Korupsi tumbuh subur jika kewenangan KPK digunduli
KPK terancam kesulitan menyadap calon tersangka korupsi.
Masyarakat Transparansi Aceh (MaTA) mengecam rencana revisi Undang-undang Komisi Pemberantasan Korupsi (KPK). Rencana revisi ini dinilai bentuk pelemahan KPK yang hendak dilakukan Dewan Perwakilan Rakyat (DPR).
Koordinator MaTA Alfian menilai, pasal-pasal dalam draf revisi Undang-Undang Nomor 30 Tahun 1999 tentang KPK ini lambat laun akan mematikan lembaga antikorupsi tersebut. Sehingga korupsi diprediksikan akan tumbuh subur bila kewenangan KPK digundulkan.
"DPR saat ini tengah menabuh genderang perang terhadap pemberantasan korupsi. Revisi UU KPK secara substansial mencoba mematikan KPK secara perlahan," kata Alfian di Banda Aceh, Rabu (7/10).
MaTA mencatat sejumlah poin dari draf tersebut yang menjurus pada pelemahan KPK. Pertama, mengenai pasal 5 yang mengatur pembatasan usia KPK yang hanya 12 tahun sejak Undang-undang tersebut diberlakukan.
"Sepertinya DPR salah menafsirkan KPK sebagai lembaga ad hoc, disamping tak mempertimbangkan putusan MK yang menyatakan KPK sebagai lembaga yang constitutionally important," tukasnya.
Katanya, draf revisi itu juga menunjukkan bahwa KPK tidak memiliki wewenang penuntutan dan pengawasan.
Menurutnya, pembatasan tersebut akan mengamputasi kewenangan penindakan KPK. Terlebih lagi, dalam draf itu disebutkan bahwa KPK berwenang mengeluarkan surat perintah penghentian penyidikan (SP3) seperti Polri dan Kejaksaan.
Padahal, dalam UU KPK saat ini, lembaga ini tidak memiliki kewenangan tersebut. Karena penyadapan juga harus izin pengadilan. Ini akan menyulitkan OTT (operasi tangkap tangan) KPK karena harus berurusan dengan birokrasi di pengadilan.

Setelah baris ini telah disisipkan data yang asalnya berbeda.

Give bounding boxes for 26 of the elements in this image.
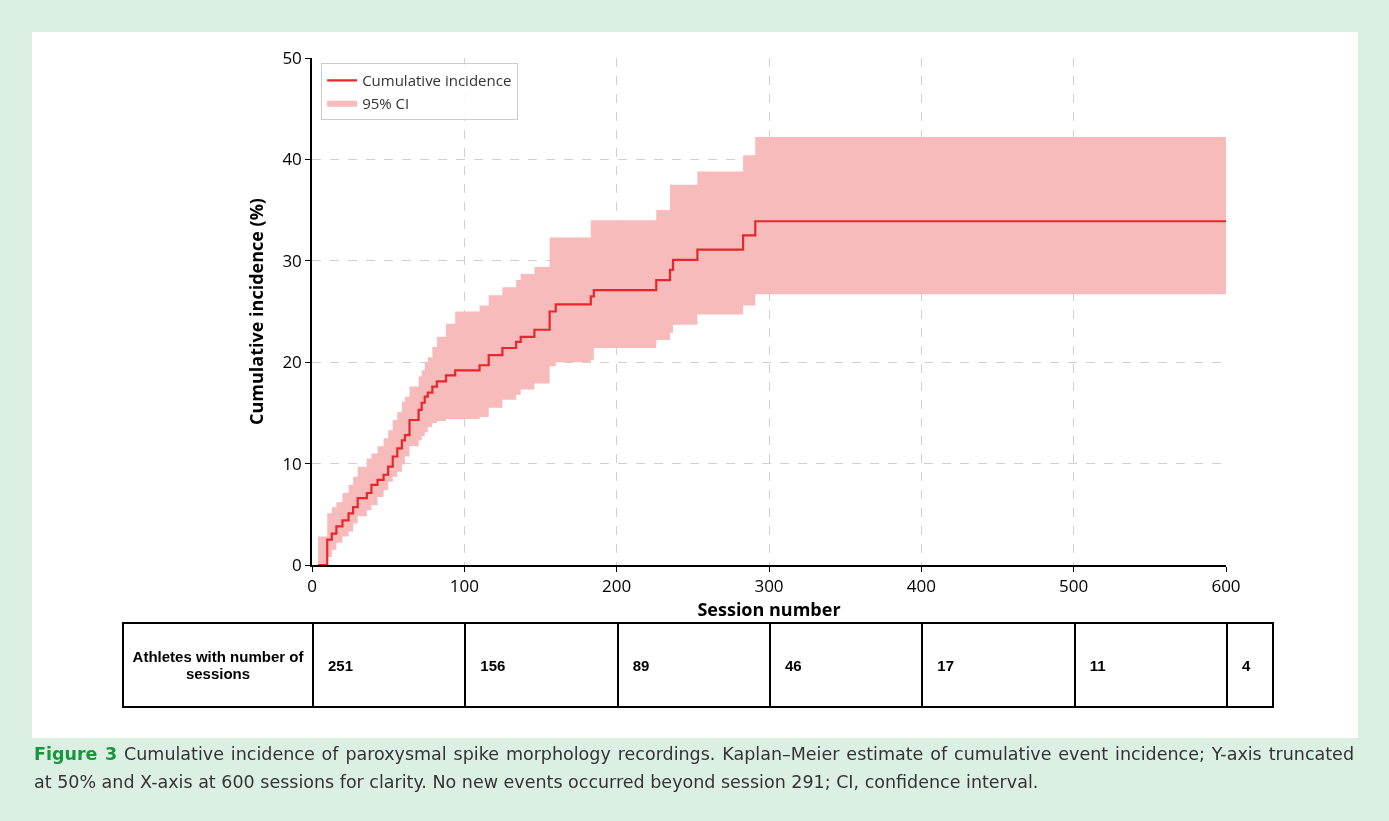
x-tick-label: 400: [906, 574, 936, 598]
x-axis-title: Session number: [697, 597, 841, 622]
y-tick-label: 40: [282, 147, 302, 171]
y-tick-label: 0: [292, 552, 302, 576]
text: Athletes with number of sessions: [123, 623, 313, 707]
y-tick-label: 20: [282, 350, 302, 374]
x-tick-label: 0: [307, 574, 317, 598]
text: 17: [922, 623, 1075, 707]
x-tick-label: 200: [602, 574, 632, 598]
x-tick-label: 500: [1059, 574, 1089, 598]
y-tick-label: 10: [282, 451, 302, 475]
text: 46: [769, 623, 923, 707]
text: 4: [1226, 623, 1273, 707]
text: 89: [617, 623, 770, 707]
y-tick-label: 50: [282, 45, 302, 69]
x-tick-label: 100: [449, 574, 479, 598]
caption: Figure 3: [34, 744, 118, 764]
y-tick-label: 30: [282, 248, 302, 272]
x-tick-label: 300: [754, 574, 784, 598]
y-axis-title: Cumulative incidence (%): [244, 198, 269, 425]
text: 251: [313, 623, 466, 707]
legend-label: Cumulative incidence: [362, 70, 512, 91]
text: 11: [1074, 623, 1227, 707]
x-tick-label: 600: [1211, 574, 1241, 598]
legend-label: 95% CI: [362, 92, 410, 113]
text: 156: [465, 623, 618, 707]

Selain itu, pada salah satu pasalnya disebutkan bahwa kasus yang ditangani KPK harus yang menyebabkan kerugian negara sebesar Rp 50 miliar. Hal ini jelas akan mempersempit ruang KPK dalam fungsi penindakan korupsi.
KPK juga tidak dapat merekrut pegawai, termasuk penyidik secara mandiri. Dalam pasal tersebut, KPK diharuskan merekrut pegawai dari Polri, Kejaksaan, dan BPKP.
"Negara ini dibangun bukan untuk maju dan sejahtera rakyatnya, tapi hanya untuk kebebasan para politisi dan kekuasaan. Pelemahan KPK sudah didesain sudah sangat lama, baik dengan pola kriminalisasi maupun secara regulasi yaitu dengan merevisi KUHAP dan UU KPK," tegasnya.
Alfian juga mengingatkan bahwa rakyat Indonesia juga penting mencatat partai-partai yang mencoba melumpuhkan KPK saat ini. Partai-partai itu sekarang lagi menyusun draf UU untuk pengampunan terhadap koruptor.
"Ini suatu peristiwa di mana koruptor come back dan penting bagi rakyat untuk menyelamatkan kewenangan KPK," tutupnya.